Thanks to a Community Connects grant, the city of Nelson is gearing up to better understand what its older people need and want.

As one of four recipients of the latest round of the Community Connects grants Nelson City Council plans to investigate the experiences and challenges of ageing from older people in Nelson, with a particular emphasis on Māori, Pasifika, refugees, older migrants and LGBTI. This is to help inform the development of the wider Nelson Age-Friendly Strategy.

The Community Connects grants are administered by the Office for Seniors and help fund projects that promote the inclusion and contribution of older people in community life, and support their community to prepare for an ageing population. The fund makes one-off grants up to $15,000.

Office for Seniors Director, Diane Turner congratulated the successful recipients.

“We know that across the world, our population is ageing,” she said. “With the right planning and support, we can create environments where older people are valued, connected and able to participate in their community.

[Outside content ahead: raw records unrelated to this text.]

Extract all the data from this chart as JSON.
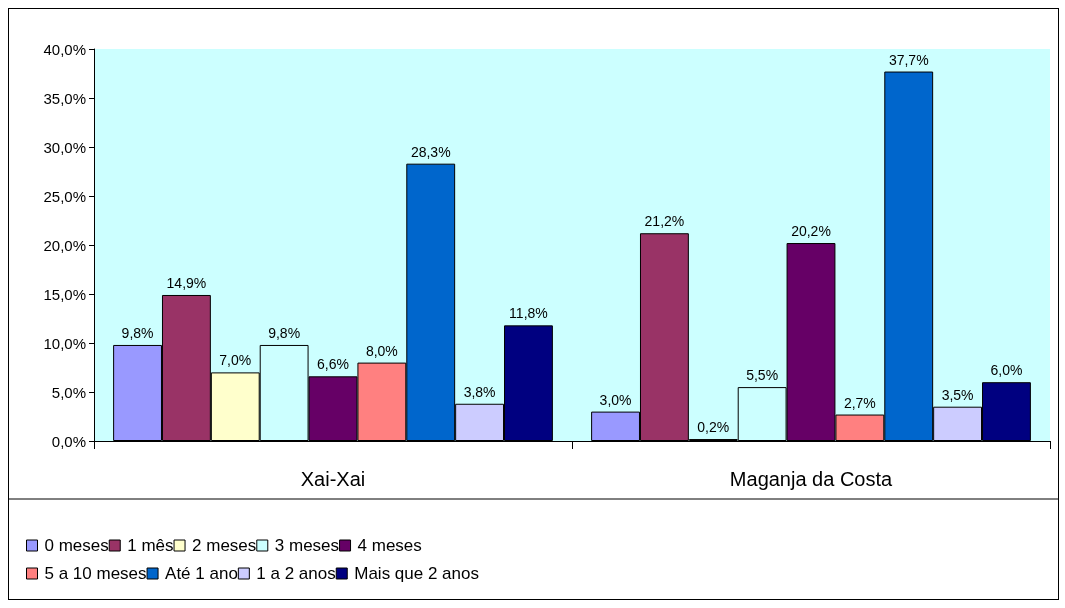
{
  "chart_data": {
    "type": "bar",
    "categories": [
      "Xai-Xai",
      "Maganja da Costa"
    ],
    "series": [
      {
        "name": "0 meses",
        "color": "#9999ff",
        "values": [
          9.8,
          3.0
        ],
        "value_labels": [
          "9,8%",
          "3,0%"
        ]
      },
      {
        "name": "1 mês",
        "color": "#993366",
        "values": [
          14.9,
          21.2
        ],
        "value_labels": [
          "14,9%",
          "21,2%"
        ]
      },
      {
        "name": "2 meses",
        "color": "#ffffcc",
        "values": [
          7.0,
          0.2
        ],
        "value_labels": [
          "7,0%",
          "0,2%"
        ]
      },
      {
        "name": "3 meses",
        "color": "#ccffff",
        "values": [
          9.8,
          5.5
        ],
        "value_labels": [
          "9,8%",
          "5,5%"
        ]
      },
      {
        "name": "4 meses",
        "color": "#660066",
        "values": [
          6.6,
          20.2
        ],
        "value_labels": [
          "6,6%",
          "20,2%"
        ]
      },
      {
        "name": "5 a 10 meses",
        "color": "#ff8080",
        "values": [
          8.0,
          2.7
        ],
        "value_labels": [
          "8,0%",
          "2,7%"
        ]
      },
      {
        "name": "Até 1 ano",
        "color": "#0066cc",
        "values": [
          28.3,
          37.7
        ],
        "value_labels": [
          "28,3%",
          "37,7%"
        ]
      },
      {
        "name": "1 a 2 anos",
        "color": "#ccccff",
        "values": [
          3.8,
          3.5
        ],
        "value_labels": [
          "3,8%",
          "3,5%"
        ]
      },
      {
        "name": "Mais que 2 anos",
        "color": "#000080",
        "values": [
          11.8,
          6.0
        ],
        "value_labels": [
          "11,8%",
          "6,0%"
        ]
      }
    ],
    "ylim": [
      0,
      40
    ],
    "yticks": [
      {
        "value": 0,
        "label": "0,0%"
      },
      {
        "value": 5,
        "label": "5,0%"
      },
      {
        "value": 10,
        "label": "10,0%"
      },
      {
        "value": 15,
        "label": "15,0%"
      },
      {
        "value": 20,
        "label": "20,0%"
      },
      {
        "value": 25,
        "label": "25,0%"
      },
      {
        "value": 30,
        "label": "30,0%"
      },
      {
        "value": 35,
        "label": "35,0%"
      },
      {
        "value": 40,
        "label": "40,0%"
      }
    ],
    "legend": "bottom"
  }
}
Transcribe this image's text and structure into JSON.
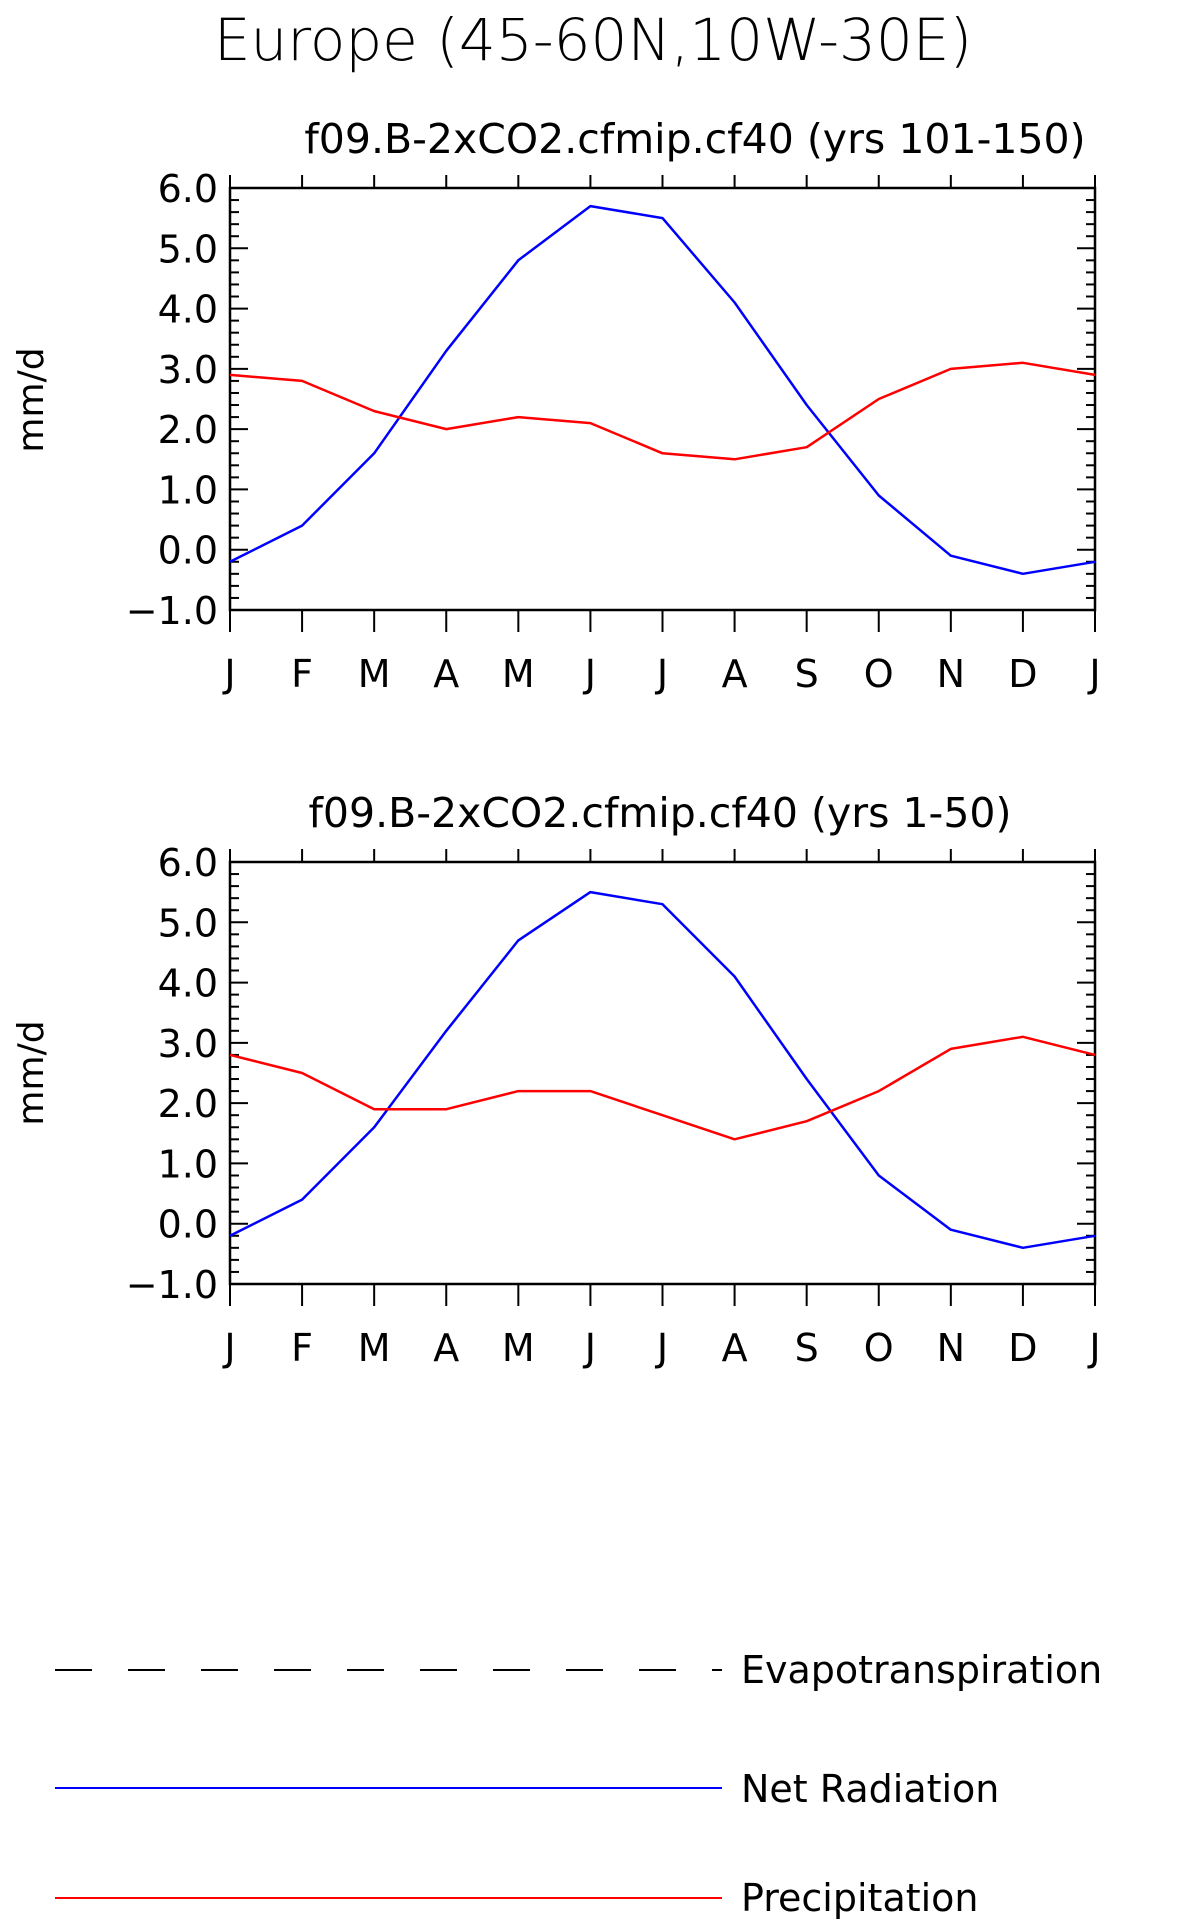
{
  "figure_title": "Europe (45-60N,10W-30E)",
  "chart_data": [
    {
      "type": "line",
      "title": "f09.B-2xCO2.cfmip.cf40 (yrs 101-150)",
      "xlabel": "",
      "ylabel": "mm/d",
      "ylim": [
        -1.0,
        6.0
      ],
      "yticks": [
        "6.0",
        "5.0",
        "4.0",
        "3.0",
        "2.0",
        "1.0",
        "0.0",
        "-1.0"
      ],
      "categories": [
        "J",
        "F",
        "M",
        "A",
        "M",
        "J",
        "J",
        "A",
        "S",
        "O",
        "N",
        "D",
        "J"
      ],
      "grid": false,
      "series": [
        {
          "name": "Net Radiation",
          "color": "#0000ff",
          "values": [
            -0.2,
            0.4,
            1.6,
            3.3,
            4.8,
            5.7,
            5.5,
            4.1,
            2.4,
            0.9,
            -0.1,
            -0.4,
            -0.2
          ]
        },
        {
          "name": "Precipitation",
          "color": "#ff0000",
          "values": [
            2.9,
            2.8,
            2.3,
            2.0,
            2.2,
            2.1,
            1.6,
            1.5,
            1.7,
            2.5,
            3.0,
            3.1,
            2.9
          ]
        }
      ]
    },
    {
      "type": "line",
      "title": "f09.B-2xCO2.cfmip.cf40 (yrs 1-50)",
      "xlabel": "",
      "ylabel": "mm/d",
      "ylim": [
        -1.0,
        6.0
      ],
      "yticks": [
        "6.0",
        "5.0",
        "4.0",
        "3.0",
        "2.0",
        "1.0",
        "0.0",
        "-1.0"
      ],
      "categories": [
        "J",
        "F",
        "M",
        "A",
        "M",
        "J",
        "J",
        "A",
        "S",
        "O",
        "N",
        "D",
        "J"
      ],
      "grid": false,
      "series": [
        {
          "name": "Net Radiation",
          "color": "#0000ff",
          "values": [
            -0.2,
            0.4,
            1.6,
            3.2,
            4.7,
            5.5,
            5.3,
            4.1,
            2.4,
            0.8,
            -0.1,
            -0.4,
            -0.2
          ]
        },
        {
          "name": "Precipitation",
          "color": "#ff0000",
          "values": [
            2.8,
            2.5,
            1.9,
            1.9,
            2.2,
            2.2,
            1.8,
            1.4,
            1.7,
            2.2,
            2.9,
            3.1,
            2.8
          ]
        }
      ]
    }
  ],
  "legend": [
    {
      "label": "Evapotranspiration",
      "color": "#000000",
      "dashed": true
    },
    {
      "label": "Net Radiation",
      "color": "#0000ff",
      "dashed": false
    },
    {
      "label": "Precipitation",
      "color": "#ff0000",
      "dashed": false
    }
  ]
}
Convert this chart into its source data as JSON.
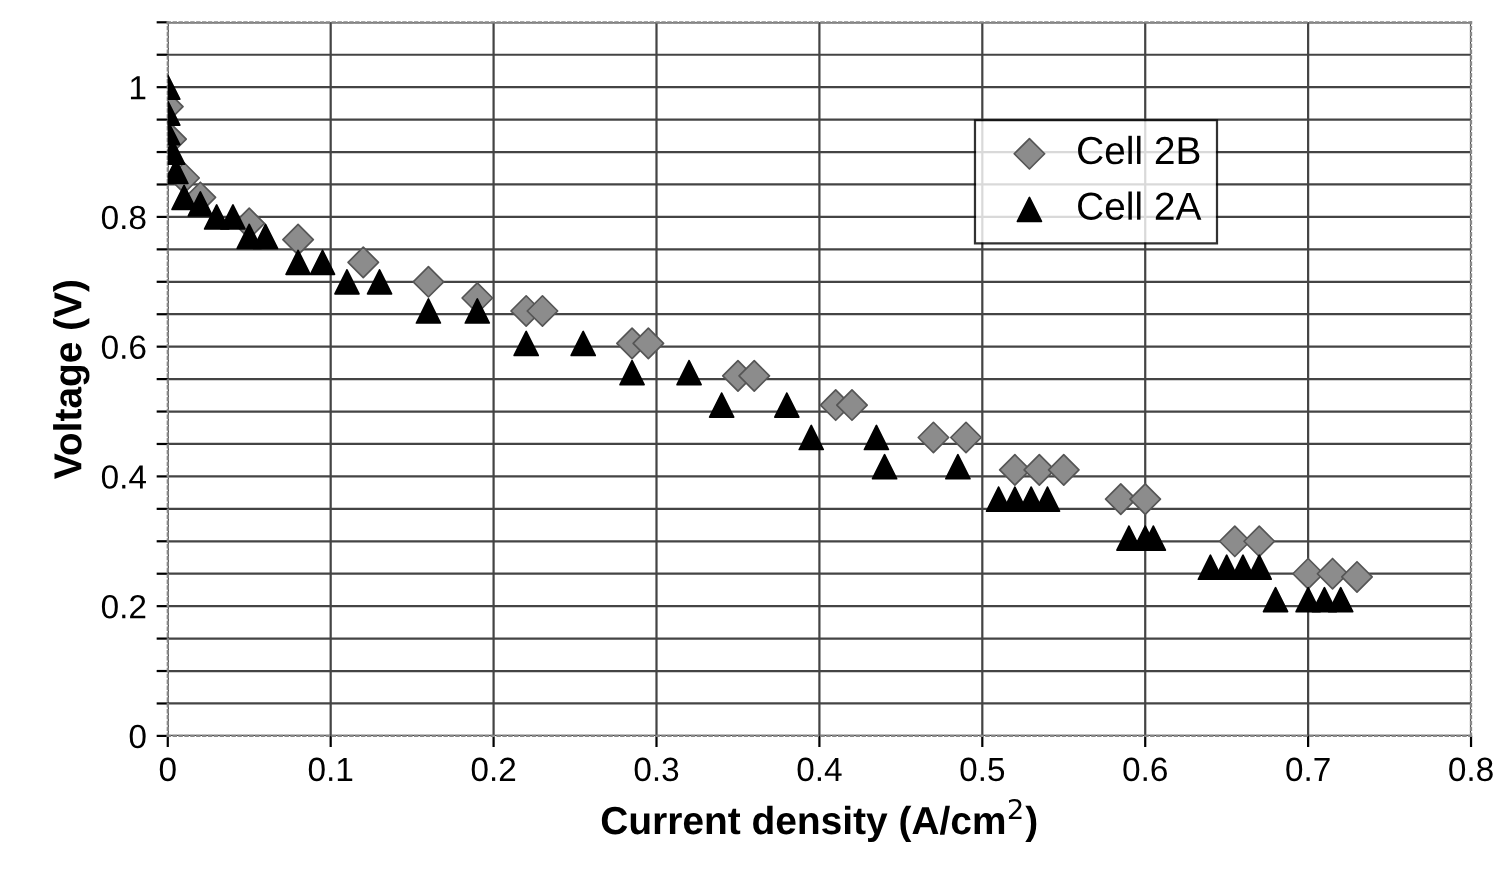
{
  "chart_data": {
    "type": "scatter",
    "xlabel": "Current density (A/cm$^{2}$)",
    "ylabel": "Voltage (V)",
    "xlim": [
      0,
      0.8
    ],
    "xticks": [
      0,
      0.1,
      0.2,
      0.3,
      0.4,
      0.5,
      0.6,
      0.7,
      0.8
    ],
    "ylim": [
      0,
      1.1
    ],
    "yticks": [
      0,
      {
        "value": 0.05,
        "label": null
      },
      {
        "value": 0.1,
        "label": null
      },
      {
        "value": 0.15,
        "label": null
      },
      0.2,
      {
        "value": 0.25,
        "label": null
      },
      {
        "value": 0.3,
        "label": null
      },
      {
        "value": 0.35,
        "label": null
      },
      0.4,
      {
        "value": 0.45,
        "label": null
      },
      {
        "value": 0.5,
        "label": null
      },
      {
        "value": 0.55,
        "label": null
      },
      0.6,
      {
        "value": 0.65,
        "label": null
      },
      {
        "value": 0.7,
        "label": null
      },
      {
        "value": 0.75,
        "label": null
      },
      0.8,
      {
        "value": 0.85,
        "label": null
      },
      {
        "value": 0.9,
        "label": null
      },
      {
        "value": 0.95,
        "label": null
      },
      1,
      {
        "value": 1.05,
        "label": null
      },
      {
        "value": 1.1,
        "label": null
      }
    ],
    "grid": true,
    "legend": "top right",
    "series": [
      {
        "name": "Cell 2B",
        "color": "#8c8c8c",
        "marker": "diamond",
        "x": [
          0,
          0.002,
          0.01,
          0.02,
          0.05,
          0.08,
          0.12,
          0.16,
          0.19,
          0.22,
          0.23,
          0.285,
          0.295,
          0.35,
          0.36,
          0.41,
          0.42,
          0.47,
          0.49,
          0.52,
          0.535,
          0.55,
          0.585,
          0.6,
          0.655,
          0.67,
          0.7,
          0.715,
          0.73
        ],
        "values": [
          0.97,
          0.92,
          0.86,
          0.83,
          0.79,
          0.765,
          0.73,
          0.7,
          0.675,
          0.655,
          0.655,
          0.605,
          0.605,
          0.555,
          0.555,
          0.51,
          0.51,
          0.46,
          0.46,
          0.41,
          0.41,
          0.41,
          0.365,
          0.365,
          0.3,
          0.3,
          0.25,
          0.25,
          0.245
        ]
      },
      {
        "name": "Cell 2A",
        "color": "#000000",
        "marker": "triangle",
        "x": [
          0,
          0,
          0,
          0.003,
          0.005,
          0.01,
          0.02,
          0.03,
          0.04,
          0.05,
          0.06,
          0.08,
          0.095,
          0.11,
          0.13,
          0.16,
          0.19,
          0.22,
          0.255,
          0.285,
          0.32,
          0.34,
          0.38,
          0.395,
          0.435,
          0.44,
          0.485,
          0.51,
          0.52,
          0.53,
          0.54,
          0.59,
          0.6,
          0.605,
          0.64,
          0.65,
          0.66,
          0.67,
          0.68,
          0.7,
          0.71,
          0.72
        ],
        "values": [
          1.0,
          0.96,
          0.93,
          0.9,
          0.87,
          0.83,
          0.82,
          0.8,
          0.8,
          0.77,
          0.77,
          0.73,
          0.73,
          0.7,
          0.7,
          0.655,
          0.655,
          0.605,
          0.605,
          0.56,
          0.56,
          0.51,
          0.51,
          0.46,
          0.46,
          0.415,
          0.415,
          0.365,
          0.365,
          0.365,
          0.365,
          0.305,
          0.305,
          0.305,
          0.26,
          0.26,
          0.26,
          0.26,
          0.21,
          0.21,
          0.21,
          0.21
        ]
      }
    ]
  }
}
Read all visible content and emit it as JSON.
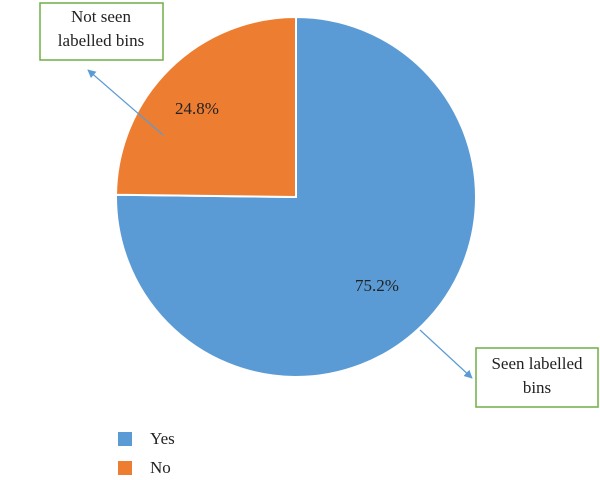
{
  "chart_data": {
    "type": "pie",
    "categories": [
      "Yes",
      "No"
    ],
    "values": [
      75.2,
      24.8
    ],
    "value_labels": [
      "75.2%",
      "24.8%"
    ],
    "colors": [
      "#5b9bd5",
      "#ed7d31"
    ],
    "annotations": [
      {
        "lines": [
          "Not seen",
          "labelled bins"
        ]
      },
      {
        "lines": [
          "Seen labelled",
          "bins"
        ]
      }
    ]
  }
}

“These projects will help us achieve that and make sure our community is age-friendly for everyone.”

In the October funding round four groups were successful and will share in $44,600 in funding.”

Taupō District Council is also among the successful applicants. The council intends to develop an Age-friendly Communities Strategy to support the ageing population in Taupō districts.

Other successful projects were Enliven Woburn – Lower Hutt (Presbyterian Support) which will run a pilot volunteer buddy programme to support older people with dementia (and their carers), and Wesley Community Action which will work with the community to develop an Ageing Well Network in the Lower Hutt and wider Wellington region.